Décrets du 2 décembre 2020 : contexte et fichiers concernés
La publication des décrets n° 2020-1510, n° 2020-1511 et n° 2020-1512 intervient dans un climat hautement sensible, lié notamment à la série de mesures restrictives mises en place ces derniers mois par le gouvernement français en réponse à l’épidémie de SARS-CoV-2 et ses impacts sanitaires. Et ce, à travers l’instauration de lois d’état d’urgence successives, pointées du doigt par leurs détracteurs comme autant de dérives liberticides et totalitaires.
Dans les faits, ces décrets modifient plusieurs dispositions du Code de la Sécurité Intérieure relatives au traitement de données à caractère personnel. Ils portent sur trois fichiers existants :
- PASP pour Prévention des Atteintes à la Sécurité Publique, le fichier destiné à la police.
- GIPASP pour Gestion de l’Information et Prévention des Atteintes à la Sécurité Publique, celui destiné à la gendarmerie.
- EASP pour Enquêtes Administratives liées à la Sécurité Publique, utilisé lors du recrutement de fonctionnaires sur des postes sensibles.
Les motivations du ministère de l’Intérieur
Les nouveaux décrets relatifs aux fichiers PASP et GIPASP concrétisent et vont au-delà des dispositions prévues par le projet de fichier Edvige. Celui-ci fut abandonné en novembre 2008 cinq mois après sa présentation, à la suite de (trop) nombreuses controverses. Le nouveau décret concernant le fichier EASP, lui, fait écho à l’attaque terroriste ayant eu lieu à la préfecture de police de Paris en octobre 2019.
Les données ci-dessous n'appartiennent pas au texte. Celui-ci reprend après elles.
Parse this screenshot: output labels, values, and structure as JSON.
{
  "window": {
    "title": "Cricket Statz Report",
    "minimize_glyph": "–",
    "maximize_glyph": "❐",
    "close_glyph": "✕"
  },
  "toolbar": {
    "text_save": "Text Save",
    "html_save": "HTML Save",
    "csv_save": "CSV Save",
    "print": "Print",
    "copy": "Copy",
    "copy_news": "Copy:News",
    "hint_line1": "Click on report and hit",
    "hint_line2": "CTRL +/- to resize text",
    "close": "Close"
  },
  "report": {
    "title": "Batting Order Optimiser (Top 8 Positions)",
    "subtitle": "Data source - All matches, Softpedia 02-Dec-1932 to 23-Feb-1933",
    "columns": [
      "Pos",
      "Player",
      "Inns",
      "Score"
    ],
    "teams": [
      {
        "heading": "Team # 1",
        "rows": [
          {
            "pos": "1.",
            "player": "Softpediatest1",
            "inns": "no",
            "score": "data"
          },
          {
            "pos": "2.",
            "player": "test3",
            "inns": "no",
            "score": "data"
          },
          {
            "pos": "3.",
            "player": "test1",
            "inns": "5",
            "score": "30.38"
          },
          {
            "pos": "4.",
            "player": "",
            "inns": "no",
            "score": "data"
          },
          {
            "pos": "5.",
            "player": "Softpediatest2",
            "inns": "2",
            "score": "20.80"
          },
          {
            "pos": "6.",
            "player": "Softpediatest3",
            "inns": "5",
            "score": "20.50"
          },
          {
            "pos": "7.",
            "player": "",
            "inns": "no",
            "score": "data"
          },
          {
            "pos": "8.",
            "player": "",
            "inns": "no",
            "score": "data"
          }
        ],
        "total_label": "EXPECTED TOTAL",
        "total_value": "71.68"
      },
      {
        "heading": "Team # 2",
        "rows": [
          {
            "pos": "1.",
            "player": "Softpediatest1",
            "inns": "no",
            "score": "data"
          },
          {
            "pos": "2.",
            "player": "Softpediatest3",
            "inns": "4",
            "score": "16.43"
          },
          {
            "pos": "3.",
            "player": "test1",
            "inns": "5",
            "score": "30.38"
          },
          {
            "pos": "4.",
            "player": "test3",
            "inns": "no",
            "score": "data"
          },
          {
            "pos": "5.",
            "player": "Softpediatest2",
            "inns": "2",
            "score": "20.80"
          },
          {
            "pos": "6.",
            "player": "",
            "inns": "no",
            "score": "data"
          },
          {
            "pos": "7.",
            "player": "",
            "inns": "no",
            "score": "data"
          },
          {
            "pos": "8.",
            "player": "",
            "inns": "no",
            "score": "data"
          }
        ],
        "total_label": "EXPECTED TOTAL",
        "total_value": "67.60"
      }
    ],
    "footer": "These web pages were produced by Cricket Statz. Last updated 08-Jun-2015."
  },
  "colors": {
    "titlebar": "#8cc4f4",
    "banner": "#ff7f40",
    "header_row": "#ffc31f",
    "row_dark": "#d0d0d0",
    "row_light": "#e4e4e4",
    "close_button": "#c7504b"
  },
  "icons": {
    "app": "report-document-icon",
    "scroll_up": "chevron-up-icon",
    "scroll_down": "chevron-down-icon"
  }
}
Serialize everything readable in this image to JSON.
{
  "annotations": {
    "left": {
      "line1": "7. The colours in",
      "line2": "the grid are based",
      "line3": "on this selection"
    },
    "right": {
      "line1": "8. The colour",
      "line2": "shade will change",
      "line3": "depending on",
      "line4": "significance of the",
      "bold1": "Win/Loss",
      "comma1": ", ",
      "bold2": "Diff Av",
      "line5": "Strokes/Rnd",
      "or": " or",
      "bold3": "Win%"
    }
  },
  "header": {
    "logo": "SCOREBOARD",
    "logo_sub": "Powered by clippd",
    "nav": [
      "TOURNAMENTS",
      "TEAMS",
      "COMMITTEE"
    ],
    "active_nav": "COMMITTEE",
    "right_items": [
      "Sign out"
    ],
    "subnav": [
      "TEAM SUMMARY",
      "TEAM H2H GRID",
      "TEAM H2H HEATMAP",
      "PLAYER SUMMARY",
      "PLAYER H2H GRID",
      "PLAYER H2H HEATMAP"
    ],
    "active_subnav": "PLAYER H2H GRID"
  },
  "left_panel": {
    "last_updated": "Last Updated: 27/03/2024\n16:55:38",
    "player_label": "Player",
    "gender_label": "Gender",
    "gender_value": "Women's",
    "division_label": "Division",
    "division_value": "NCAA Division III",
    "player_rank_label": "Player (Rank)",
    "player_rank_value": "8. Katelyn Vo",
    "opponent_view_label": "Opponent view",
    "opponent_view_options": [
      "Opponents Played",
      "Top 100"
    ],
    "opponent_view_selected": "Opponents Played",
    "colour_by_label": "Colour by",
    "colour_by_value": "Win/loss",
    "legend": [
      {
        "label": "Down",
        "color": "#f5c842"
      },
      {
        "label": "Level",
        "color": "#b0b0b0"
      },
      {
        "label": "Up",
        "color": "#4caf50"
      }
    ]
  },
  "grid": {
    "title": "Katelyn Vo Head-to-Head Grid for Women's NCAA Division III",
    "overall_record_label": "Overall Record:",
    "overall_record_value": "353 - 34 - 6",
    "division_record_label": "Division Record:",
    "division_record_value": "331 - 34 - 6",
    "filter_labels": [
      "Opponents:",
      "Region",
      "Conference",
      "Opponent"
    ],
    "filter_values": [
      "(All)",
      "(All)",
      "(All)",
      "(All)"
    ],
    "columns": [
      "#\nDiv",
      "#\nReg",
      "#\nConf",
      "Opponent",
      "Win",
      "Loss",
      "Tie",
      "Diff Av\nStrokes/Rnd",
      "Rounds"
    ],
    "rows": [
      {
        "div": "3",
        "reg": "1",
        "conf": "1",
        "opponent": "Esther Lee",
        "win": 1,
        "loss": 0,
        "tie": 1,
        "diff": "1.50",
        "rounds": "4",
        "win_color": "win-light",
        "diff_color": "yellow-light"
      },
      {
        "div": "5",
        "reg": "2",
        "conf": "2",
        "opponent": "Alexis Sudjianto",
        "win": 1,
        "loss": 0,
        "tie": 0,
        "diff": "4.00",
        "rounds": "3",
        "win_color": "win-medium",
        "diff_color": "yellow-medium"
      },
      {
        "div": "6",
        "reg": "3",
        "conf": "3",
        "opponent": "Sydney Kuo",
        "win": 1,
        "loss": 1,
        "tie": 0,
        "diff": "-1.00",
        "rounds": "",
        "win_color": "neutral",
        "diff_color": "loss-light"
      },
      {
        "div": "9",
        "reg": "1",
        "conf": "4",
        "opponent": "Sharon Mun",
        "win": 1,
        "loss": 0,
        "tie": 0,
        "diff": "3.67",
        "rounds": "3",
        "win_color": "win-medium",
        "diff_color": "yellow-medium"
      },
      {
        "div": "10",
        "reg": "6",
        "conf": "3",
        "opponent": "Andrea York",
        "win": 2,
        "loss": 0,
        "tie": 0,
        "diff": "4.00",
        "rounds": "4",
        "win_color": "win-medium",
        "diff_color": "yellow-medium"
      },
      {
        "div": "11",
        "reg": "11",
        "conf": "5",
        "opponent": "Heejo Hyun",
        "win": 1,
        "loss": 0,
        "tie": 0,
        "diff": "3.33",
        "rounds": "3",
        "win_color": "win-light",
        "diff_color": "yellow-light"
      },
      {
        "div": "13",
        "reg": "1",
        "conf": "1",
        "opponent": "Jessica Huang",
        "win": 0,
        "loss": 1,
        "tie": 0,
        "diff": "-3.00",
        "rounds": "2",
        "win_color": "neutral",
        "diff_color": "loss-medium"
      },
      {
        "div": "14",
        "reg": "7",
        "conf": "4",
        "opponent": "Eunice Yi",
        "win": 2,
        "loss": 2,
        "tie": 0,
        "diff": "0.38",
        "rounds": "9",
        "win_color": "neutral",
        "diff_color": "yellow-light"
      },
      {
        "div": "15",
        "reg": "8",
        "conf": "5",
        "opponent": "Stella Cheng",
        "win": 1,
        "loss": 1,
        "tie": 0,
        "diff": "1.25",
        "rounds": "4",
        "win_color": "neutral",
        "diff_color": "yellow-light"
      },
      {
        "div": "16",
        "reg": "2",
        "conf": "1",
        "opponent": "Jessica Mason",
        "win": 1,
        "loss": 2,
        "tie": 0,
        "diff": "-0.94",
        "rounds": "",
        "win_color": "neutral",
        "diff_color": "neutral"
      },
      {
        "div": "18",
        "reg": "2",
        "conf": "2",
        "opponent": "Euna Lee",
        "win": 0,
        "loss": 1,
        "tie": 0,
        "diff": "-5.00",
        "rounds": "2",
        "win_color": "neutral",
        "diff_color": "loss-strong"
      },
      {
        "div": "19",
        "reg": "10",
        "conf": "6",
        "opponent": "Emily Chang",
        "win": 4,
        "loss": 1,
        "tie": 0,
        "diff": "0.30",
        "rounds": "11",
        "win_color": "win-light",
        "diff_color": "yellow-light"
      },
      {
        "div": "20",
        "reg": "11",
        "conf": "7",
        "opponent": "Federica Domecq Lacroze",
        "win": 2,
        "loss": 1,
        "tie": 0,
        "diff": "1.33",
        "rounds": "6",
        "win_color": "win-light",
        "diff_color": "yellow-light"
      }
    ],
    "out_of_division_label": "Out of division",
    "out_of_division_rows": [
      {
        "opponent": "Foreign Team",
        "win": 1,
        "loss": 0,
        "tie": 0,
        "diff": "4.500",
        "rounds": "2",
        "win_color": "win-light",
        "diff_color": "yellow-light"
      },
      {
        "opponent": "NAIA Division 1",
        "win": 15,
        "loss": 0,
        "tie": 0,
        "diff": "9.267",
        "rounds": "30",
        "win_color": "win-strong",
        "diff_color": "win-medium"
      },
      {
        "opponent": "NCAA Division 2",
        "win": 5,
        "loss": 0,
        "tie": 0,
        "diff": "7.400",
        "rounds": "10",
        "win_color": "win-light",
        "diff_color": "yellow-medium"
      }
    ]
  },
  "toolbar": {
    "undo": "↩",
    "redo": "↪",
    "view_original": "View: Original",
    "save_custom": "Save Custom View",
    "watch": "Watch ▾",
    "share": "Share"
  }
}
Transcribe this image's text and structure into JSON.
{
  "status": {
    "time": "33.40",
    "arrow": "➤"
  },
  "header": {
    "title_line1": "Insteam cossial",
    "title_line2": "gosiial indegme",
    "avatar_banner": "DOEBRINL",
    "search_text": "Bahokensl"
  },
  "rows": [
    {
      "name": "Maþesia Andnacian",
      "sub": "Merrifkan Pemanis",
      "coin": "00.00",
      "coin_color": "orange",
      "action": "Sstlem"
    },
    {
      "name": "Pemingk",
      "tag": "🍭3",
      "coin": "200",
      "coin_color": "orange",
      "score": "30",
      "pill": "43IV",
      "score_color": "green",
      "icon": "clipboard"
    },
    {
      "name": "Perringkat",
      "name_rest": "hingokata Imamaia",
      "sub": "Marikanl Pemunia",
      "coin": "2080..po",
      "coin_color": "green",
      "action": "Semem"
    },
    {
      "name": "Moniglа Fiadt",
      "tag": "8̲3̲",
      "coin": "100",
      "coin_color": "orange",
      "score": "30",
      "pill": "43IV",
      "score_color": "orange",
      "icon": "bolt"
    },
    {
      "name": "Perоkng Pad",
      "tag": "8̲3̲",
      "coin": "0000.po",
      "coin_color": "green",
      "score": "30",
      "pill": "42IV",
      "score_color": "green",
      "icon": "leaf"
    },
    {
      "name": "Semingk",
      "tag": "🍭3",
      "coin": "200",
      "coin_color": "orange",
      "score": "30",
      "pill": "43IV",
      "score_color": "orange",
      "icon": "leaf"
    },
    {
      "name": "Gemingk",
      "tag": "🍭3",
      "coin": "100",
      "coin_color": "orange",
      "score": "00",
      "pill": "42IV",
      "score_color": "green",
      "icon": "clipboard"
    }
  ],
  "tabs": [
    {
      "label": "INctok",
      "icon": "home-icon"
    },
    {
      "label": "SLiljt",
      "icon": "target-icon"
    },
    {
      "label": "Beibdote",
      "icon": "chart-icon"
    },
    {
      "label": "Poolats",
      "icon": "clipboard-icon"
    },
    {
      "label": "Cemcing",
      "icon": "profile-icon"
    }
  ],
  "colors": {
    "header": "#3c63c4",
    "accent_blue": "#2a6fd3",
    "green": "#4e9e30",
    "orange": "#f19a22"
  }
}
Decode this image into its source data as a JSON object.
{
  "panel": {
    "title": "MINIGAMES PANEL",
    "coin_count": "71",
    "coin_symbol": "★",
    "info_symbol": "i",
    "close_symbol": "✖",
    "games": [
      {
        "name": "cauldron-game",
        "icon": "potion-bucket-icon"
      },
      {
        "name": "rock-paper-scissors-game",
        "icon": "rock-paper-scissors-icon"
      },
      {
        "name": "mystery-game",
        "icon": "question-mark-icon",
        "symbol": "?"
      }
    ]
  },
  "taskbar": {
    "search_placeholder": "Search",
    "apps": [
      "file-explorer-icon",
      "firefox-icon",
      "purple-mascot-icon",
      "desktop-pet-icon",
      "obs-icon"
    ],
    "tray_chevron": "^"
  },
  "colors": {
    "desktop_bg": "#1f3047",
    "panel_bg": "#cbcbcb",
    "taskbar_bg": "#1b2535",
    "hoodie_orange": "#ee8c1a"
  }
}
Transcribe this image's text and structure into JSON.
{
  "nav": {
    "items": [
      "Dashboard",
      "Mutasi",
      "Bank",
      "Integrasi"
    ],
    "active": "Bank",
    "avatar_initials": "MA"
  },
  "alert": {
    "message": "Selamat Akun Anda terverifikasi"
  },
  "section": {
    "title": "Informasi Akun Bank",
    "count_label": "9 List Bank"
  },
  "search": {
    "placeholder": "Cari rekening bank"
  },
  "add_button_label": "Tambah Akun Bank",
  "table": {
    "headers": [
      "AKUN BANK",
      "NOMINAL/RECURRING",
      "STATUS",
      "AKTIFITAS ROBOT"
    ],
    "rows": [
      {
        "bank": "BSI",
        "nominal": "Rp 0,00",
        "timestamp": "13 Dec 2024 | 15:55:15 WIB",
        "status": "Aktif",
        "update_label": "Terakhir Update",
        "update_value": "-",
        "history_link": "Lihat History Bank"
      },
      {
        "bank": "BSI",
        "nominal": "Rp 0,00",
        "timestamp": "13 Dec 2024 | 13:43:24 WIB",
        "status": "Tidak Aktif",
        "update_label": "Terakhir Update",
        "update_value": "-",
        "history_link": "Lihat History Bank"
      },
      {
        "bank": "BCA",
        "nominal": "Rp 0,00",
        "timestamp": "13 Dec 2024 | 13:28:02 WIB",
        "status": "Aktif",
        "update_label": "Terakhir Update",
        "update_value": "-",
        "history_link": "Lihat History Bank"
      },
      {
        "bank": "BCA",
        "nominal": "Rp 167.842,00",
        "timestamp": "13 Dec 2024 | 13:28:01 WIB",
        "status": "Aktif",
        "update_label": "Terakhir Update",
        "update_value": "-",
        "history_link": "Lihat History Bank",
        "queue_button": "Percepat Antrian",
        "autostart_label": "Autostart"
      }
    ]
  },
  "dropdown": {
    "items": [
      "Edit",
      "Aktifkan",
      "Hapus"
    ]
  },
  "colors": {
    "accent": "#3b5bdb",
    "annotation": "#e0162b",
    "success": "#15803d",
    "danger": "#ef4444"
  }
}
Cet événement, à l’instar des autres attaques terroristes qui endeuillent la France depuis plusieurs années, constitue le point d’appui du ministère de l’Intérieur pour justifier le renforcement de la prévention des actes de violence et la lutte contre le terrorisme. Mais aussi l’instauration même de ces nouveaux décrets.
Les craintes des syndicats et des associations
Du côté des syndicats et des associations, on s’interroge sur la potentielle dangerosité de ces trois décrets et le flou qu’ils entretiennent. En premier lieu, quant au fait qu’ils ne se limitent plus à recenser les activités des personnes mais également leurs opinions. D’autre part, quant au fait qu’ils aillent au-delà de la seule notion de « menace à l’ordre public ». Enfin, du fait « qu’ils légalisent a posteriori une pratique jusque-là illégale, au même titre que la loi sur le renseignement », comme le souligne Arthur Messaud, juriste et porte-parole de l’association La Quadrature du Net, spécialisée dans les défense des libertés publiques.
Les inquiétudes des syndicats et des association perdurent. Et ce, malgré le rejet de leurs requêtes par le juge des référés du Conseil d’État le 5 janvier dernier. En effet, celui-ci a estimé « qu’en l’état de l’instruction, les trois décrets du 2 décembre 2020, qui limitent la collecte et l’accès aux données concernées au strict nécessaire pour la prévention des atteintes à la sécurité publique ou à la sûreté de l’État, ne portent pas une atteinte disproportionnée à la liberté d’opinion, de conscience et de religion, ou à la liberté syndicale. »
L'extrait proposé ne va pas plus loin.